As of this fall season, signs are pointing towards continued strength in the stock market. First of all, the U.S. economy seems to be doing quite well. The first quarter's GDP decline was the exception. The second quarter was very strong and it looks like we'll finish out that way, which will help companies increase revenue and earnings. Business investment and hiring are improving as well, though it's too early to tell if this is a trend. Second, the interest rate environment continues to make stocks look like very attractive long-term investments relative to bonds. Third, broad market valuations are not at the levels where we need to be afraid. The forward P/E (price-to-earnings) ratio of the S&P 500 is at 15.8, slightly above its long term average of 15. Fourth, energy prices are declining and manufacturing is coming back to the U.S. And finally, companies continue to return cash to investors through share buy-backs and dividend increases.
Yet, even though things are looking supportive, it is good to remember that corrections regularly happen in bull markets. Any number of foreseeable or unforeseeable events may create a little more excitement than we are comfortable with. I would note the geopolitical risks of the Middle East and Russia. There is also the Federal Reserve, whose bond purchases as part of their Quantitative Easing program will cease in October. Also worrisome is Japan's debt and currency situation.
However, over the past several years we've avoided any significant corrections partly as a result of investors waiting to get in on stocks and buying at the first hints of trouble. There is still a huge amount of cash out there waiting for a home. It seems unlikely to me that this phenomenon should suddenly fail to materialize and is therefore likely to continue to support equity prices in periods of fear and anxiety.
What is also noteworthy is that with the markets approximating average valuation levels, the easy money has been made. The days of everything rising in tandem are likely behind us. It is my opinion that in markets like this it is especially important to focus on valuation.
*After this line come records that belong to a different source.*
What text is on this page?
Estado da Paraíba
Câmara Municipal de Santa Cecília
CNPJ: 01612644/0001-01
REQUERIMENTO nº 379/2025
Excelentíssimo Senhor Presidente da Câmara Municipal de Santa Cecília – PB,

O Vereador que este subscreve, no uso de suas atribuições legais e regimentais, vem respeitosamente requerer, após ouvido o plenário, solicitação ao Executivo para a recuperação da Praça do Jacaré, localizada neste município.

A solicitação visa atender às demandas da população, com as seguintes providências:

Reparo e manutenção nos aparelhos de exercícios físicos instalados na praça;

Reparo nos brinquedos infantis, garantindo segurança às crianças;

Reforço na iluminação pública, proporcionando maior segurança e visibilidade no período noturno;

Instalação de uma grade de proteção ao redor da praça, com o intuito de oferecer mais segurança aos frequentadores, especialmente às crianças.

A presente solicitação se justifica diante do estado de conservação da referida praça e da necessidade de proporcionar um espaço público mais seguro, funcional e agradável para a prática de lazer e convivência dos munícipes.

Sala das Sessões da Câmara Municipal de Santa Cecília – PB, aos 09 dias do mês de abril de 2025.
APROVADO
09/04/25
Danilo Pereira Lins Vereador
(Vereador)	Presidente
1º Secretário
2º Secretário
I don't want to pick on Procter & Gamble, Co. (PG), but a P/E ratio above 21 for a company that's been able to grow their revenues at just 1.31% over the past five years is hard to justify. It's not cheap, so it's not a great value stock. And it's not growing. All across traditionally defensive sectors of the market, like utilities and consumer staples, things are as expensive as they've ever been. Other areas like industrials and technology, as well as many European companies, are downright cheap. There are excellent opportunities; you just have to dig to find them. For example, I would argue that Boeing Company (BA) is not the best way to play the growing global aerospace industry.
Putting markets and investing aside for a moment, I'd like to take an opportunity to try to shift our focus. We know that markets will ebb and flow, t 'was always so and t 'will always be thus. We have remarkably little ability to control those cycles. Yet we need to participate because it's a part of how we build and preserve our livelihoods. We should not let that ebb and flow interrupt our focus on the vastly more important parts of building and preserving our livelihoods, which are the basic, boring, daily disciplines of saving, budgeting, and planning. These activities are the foundation upon which we build our future. It makes no difference if you're ten years away from retirement or ten years into it; we all need to understand how to balance today's priorities with tomorrow's, for ourselves and for our families. These topics are not as sexy as the action of the capital markets and they do not make for lively dinner conversations. But, like any football coach will tell you, the 50-yard touchdown catch may make the highlight reels; it's the blocking and tackling that wins the game.
Brennan R. Redmond, CFA - Vice President
(This article contains the current opinions of the author but not necessarily those of Brighton Securities Corp. The author's opinions are subject to change without notice. This blog post is for informational purposes only. Forecasts, estimates, and certain information contained herein should not be considered as investment advice or a recommendation of any particular security, strategy or investment product. References to specific securities and their issuers are for illustrative purposes only and are not intended and should not be interpreted as recommendations to purchase or sell such securities.)